Dumping all of your loose change in a jar at the end of the day is a pretty easy way to save some dough, but what do you do when you’re ready to deposit your mountain of coins? Are you ready to sit there for hours, packing your change into rollers, or would you rather feed it into a coin-counting machine, like Coinstar?
While Coinstar is convenient (located at 57,000 grocery and retail stores), they also charge an 11 percent fee. If you have a decent amount of change to unload, you need to make sure that you get the most bang for your buck.
Calculate Coinstar’s 11 percent fee
Coinstar’s fee is currently set at 10.9 percent of the value of the coins you’re exchanging. Basically, that’s nearly $11 for every $100 in coins you feed to the machine. You’d have to guess how much change you have accumulated to calculate the Coinstar fee. If you think you have $500, for example, you’d need to hand over $55, leaving you with $445. That’s a pretty big bite taken out right off the top, so why do people use these machines in the first place?
For one thing, they’re convenient since fewer banks are accepting coin deposits these days. Even if your bank is willing to take your coins off your hands, they may charge you a fee for processing them. (Some banks ship coins off-site to be counted, which means part of the cost gets passed on to the customer.) For another, not everyone has the time or patience to sit around and fumble with those paper wrappers for hours on end.
Still, there’s no denying that what Coinstar charges is pretty outrageous when you consider that they’re basically just switching out money you already have. It’s kind of like paying $10,000 for a car that’s only worth $9,000 — the numbers just don’t add up. The good news is that there are a some alternatives for cutting down on the fee or sidestepping it altogether when you’ve got a big chunk of change to cash in.
Alternative #1: Convert your coins to a gift card instead, for free
If you’ve uncovered a small fortune in loose change under your couch cushions, Coinstar now gives you the option of exchanging your coins for gift cards or eCertificates for some of the most popular brands around. You just put your change in, select the gift card you want and the machine prints out a receipt with a unique code that you can use the same way you would a physical gift card. The best part is, there’s no fee to get rid of all your unwanted change this way.

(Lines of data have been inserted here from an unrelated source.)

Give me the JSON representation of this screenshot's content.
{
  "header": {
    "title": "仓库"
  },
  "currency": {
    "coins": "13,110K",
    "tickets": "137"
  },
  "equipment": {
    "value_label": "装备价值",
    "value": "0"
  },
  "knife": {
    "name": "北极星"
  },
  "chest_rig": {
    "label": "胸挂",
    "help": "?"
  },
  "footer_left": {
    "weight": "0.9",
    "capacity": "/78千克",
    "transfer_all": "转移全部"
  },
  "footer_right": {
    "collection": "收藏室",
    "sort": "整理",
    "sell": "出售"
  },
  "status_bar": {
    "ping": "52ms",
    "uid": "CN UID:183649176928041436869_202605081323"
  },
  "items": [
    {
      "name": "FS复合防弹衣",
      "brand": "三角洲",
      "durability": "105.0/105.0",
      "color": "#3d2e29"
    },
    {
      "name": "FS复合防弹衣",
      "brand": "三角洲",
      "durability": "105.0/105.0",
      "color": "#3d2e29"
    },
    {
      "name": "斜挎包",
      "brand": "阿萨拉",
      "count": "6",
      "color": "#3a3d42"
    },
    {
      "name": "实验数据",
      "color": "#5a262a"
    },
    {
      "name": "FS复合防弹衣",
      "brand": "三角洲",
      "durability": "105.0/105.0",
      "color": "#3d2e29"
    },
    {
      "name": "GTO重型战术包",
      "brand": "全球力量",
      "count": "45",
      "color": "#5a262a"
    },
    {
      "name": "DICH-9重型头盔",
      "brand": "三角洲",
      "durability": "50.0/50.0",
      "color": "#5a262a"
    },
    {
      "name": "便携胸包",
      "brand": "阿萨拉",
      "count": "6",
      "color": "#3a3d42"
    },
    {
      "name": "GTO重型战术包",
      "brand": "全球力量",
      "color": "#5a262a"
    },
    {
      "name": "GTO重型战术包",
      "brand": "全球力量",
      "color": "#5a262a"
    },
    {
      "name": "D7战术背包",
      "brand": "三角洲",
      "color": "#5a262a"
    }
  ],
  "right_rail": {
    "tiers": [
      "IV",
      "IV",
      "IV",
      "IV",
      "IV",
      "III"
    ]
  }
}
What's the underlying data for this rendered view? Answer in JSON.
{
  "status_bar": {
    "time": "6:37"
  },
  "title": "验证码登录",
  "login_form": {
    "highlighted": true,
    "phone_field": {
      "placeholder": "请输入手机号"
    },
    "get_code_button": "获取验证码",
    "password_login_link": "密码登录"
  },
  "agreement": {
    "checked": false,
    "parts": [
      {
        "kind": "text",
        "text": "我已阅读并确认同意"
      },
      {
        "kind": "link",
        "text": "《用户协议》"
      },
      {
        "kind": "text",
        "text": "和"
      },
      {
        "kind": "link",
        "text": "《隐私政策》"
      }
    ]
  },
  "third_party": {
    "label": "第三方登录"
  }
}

Coinstar limits how much change you can swap out for a gift card so it pays to know what the limits are for each one. We’ve highlighted five of the most popular picks, along with the minimum and maximum limits for each one:
- Amazon – $5 minimum, $1,000 maximum
- Lowe’s – $5 minimum, $1,000 maximum
- Home Depot – $10 minimum, $500 maximum
- iTunes – $5 minimum, $500 maximum
- Starbucks – $5 minimum, $500 maximum
Alternative #2: Scope out a TD Bank
(UPDATE: TD Bank removed its Penny Arcade coin-counting machines as of May 2016.)
As mentioned earlier, some banks offer free coin counter machines in their branches, but most will either ask you to roll the coins yourself or, like Coinstar, will charge you a fee for cashing in your change if you don’t have an account. If you live in an area that’s close to a TD Bank, you should call ahead to find out if they have a Penny Arcade machine, which is similar to Coinstar.
Did you know? Next time you’re at the grocery store or cruising the aisles of Walmart, for instance, head to the self-checkout area and use your change to pay for your purchases.
TD Bank allows their customers to count coins with their Penny Arcade machines, for free. If you are not a customer, you will get hit with an 8 percent fee, which is less than Coinstar.
If you’re lucky enough to have a bank that offers a coin counting machine in its branches, you need to look at how the bank’s fee compares to the one Coinstar is charging to see which is the better deal.
Alternative #3: Make a donation
Coinstar also allows you to donate your loose change to charity, which is a great way to give back. You’ll still pay a fee, but instead of 11 percent, it tops out at 7.5 percent. That’s about $8 for every $100 you donate.
Paying money to support your favorite charity might not have been the goal when you first started throwing your change into your piggy bank, but it’s less of a fee that you’d have to fork up. Besides, Coinstar isn’t the only place that charges a fee to donate. If you donate through Network for Good, for example, you’ll have to cough up a 5 percent credit card transaction fee or a $10 check processing fee for the money you give. PayPal charges the receiving organization a flat 30 cents, along with another 2.2 percent of the total transaction amount. Credit card companies like Visa and MasterCard also charge charities an interchange fee for direct donations made with plastic.
Unless the charity you want to donate to is willing to let you hand over your change, the odds are good that either you or the receiving organization is going to have to pay something anytime you give. With Coinstar, you might be paying a little more, but the fact that it’s convenient and you can write it off on your taxes are two pluses worth considering.
Did you know? You can also swap out unwanted gift cards for cash through Coinstar. There’s a $20 minimum to use the service and you can get as much as 85% of the card’s value back.
The bottom line
When it comes to figuring out what to do with your change, be sure to factor in how long you think it would take you to roll those coins against the fees that Coinstar or your bank would charge. After all, time is money!